Miniaturized microarrays were introduced in 1995. Patrick brown used a microarray of 45 complementary DNAs which they combined with fluorescently-labeled mRNA. The amount of fluorescence at a spot showed the amount of mRNA hybridized and that again showed the amount of mRNA in the initial sample.
In 1996, the first human gene expression microarray study was published and Affymetrix, an American company, released its first GeneChip microarray, for HIV. In 1997, Stanford researchers published the first whole-genome microarray study of yeast. In 1998, Brown’s lab developed cluster, a tool for microarray data analysis. By forming clusters you can discover groups in data. For the DNA microarray red and green spots separated the data in two groups.
Over the next years (1999-2003) the DNA microarray developed further. For example: DNA microarrays were now also used to classify cancers, to indentify the SARS virus can and it was now used in clinical practices. Since 2004 it is possible to have a whole human genome on one DNA chip.
Costs
DNA microarrays cost about $100 per sample for basic genomic studies, and up to $300 per sample for more complex studies. Microarrays can save money by targeting DNA instead of the entire genome. A targeted DNA microarray costs from $10 to $100 per sample, while a whole human genome is usually from $100 to $1000 per sample.
Affymetrix GeneChip
Affymetrix is an important manufacturer of DNA microarrays. The American company was founded by Stephen Fodor in 1992. A well-known and important invention of Affymetrix is the GeneChip microarray. The GeneChip is a DNA chip which assists researchers by (quickly) looking for the presence of particular genes in a sample. Within this area, Affymetrix focuses on oligonucleotide microarrays. These microarrays are used to determine which genes are present in a sample by indentifying pieces of mRNA. One chip can be used to analyze thousands of genes, but these chips can be used only once.
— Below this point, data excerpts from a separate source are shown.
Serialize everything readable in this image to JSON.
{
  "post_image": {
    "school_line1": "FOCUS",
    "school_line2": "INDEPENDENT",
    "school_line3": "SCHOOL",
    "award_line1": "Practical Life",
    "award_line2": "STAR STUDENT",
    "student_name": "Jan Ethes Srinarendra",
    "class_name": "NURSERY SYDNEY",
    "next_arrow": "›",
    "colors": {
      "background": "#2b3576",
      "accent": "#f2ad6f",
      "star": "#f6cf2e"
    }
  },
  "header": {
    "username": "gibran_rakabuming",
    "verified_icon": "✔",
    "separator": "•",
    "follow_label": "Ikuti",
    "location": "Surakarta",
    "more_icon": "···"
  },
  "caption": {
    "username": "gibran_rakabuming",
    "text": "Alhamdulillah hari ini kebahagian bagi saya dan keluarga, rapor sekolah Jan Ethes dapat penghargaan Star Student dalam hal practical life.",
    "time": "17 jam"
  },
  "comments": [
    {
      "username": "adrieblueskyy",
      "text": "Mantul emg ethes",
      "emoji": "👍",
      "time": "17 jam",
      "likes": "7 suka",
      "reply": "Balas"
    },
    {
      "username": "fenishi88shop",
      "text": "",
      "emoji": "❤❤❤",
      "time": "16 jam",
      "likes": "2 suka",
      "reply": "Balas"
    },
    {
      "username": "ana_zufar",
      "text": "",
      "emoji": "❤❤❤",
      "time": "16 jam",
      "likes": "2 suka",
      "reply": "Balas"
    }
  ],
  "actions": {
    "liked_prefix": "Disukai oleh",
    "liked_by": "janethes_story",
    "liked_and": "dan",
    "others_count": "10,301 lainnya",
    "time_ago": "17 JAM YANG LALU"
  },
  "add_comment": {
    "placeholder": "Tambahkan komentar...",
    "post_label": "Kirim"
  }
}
Disadvantages and advantages
DNA chipping is very difficult and to succeed in this, a close collaboration between surgeons, pathologists molecular biologists and bio-informaticists is required. To make sure that the outcome is accurate and reliable, it is essential that the experiments are organized and controlled often. This is also one of the reasons for DNA chipping being so expensive, which is for most people another con. Because DNA chipping is still such a difficult technology, the outcome might not always be accurate. It might take a long take to get an outcome, which is for some people another con. However, DNA chipping technologies are rapidly improving and the costs of DNA chipping continues to decrease.
What for some people might be a disadvantage, can be an advantage for other people. DNA chipping consists of only one undertaking. Instead of going through a whole trial, for examples MRI scans, DNA chipping only requires one. This makes DNA chipping also a lot faster, even though the outcome might take a while. Another advantage is that DNA chipping provides data for thousands of genes. This is very useful for a lot of scientists, because with the data that is provided by DNA chipping the scientists might eventually find a cure for diseases and cancer.
Own opinion
Rebekka
I think that DNA microarrays are a very good discovery, because it’s used for a lot of good things. You know if there’s a chance of you having cancer or that you already have it. If you know there’s a chance of you having cancer you can maybe prevent it by, for example, amputating your breasts (in the case of breast cancer). It has also helped researchers to developed new things which can, in the future, maybe also be used in clinical practices. DNA chipping is already faster than the old experiments, but I hope that they can develop it further so it will be even faster, it will be more accurate and it will be cheaper, so that the most people can afford it. I don’t think there’s anything bad about this DNA chipping.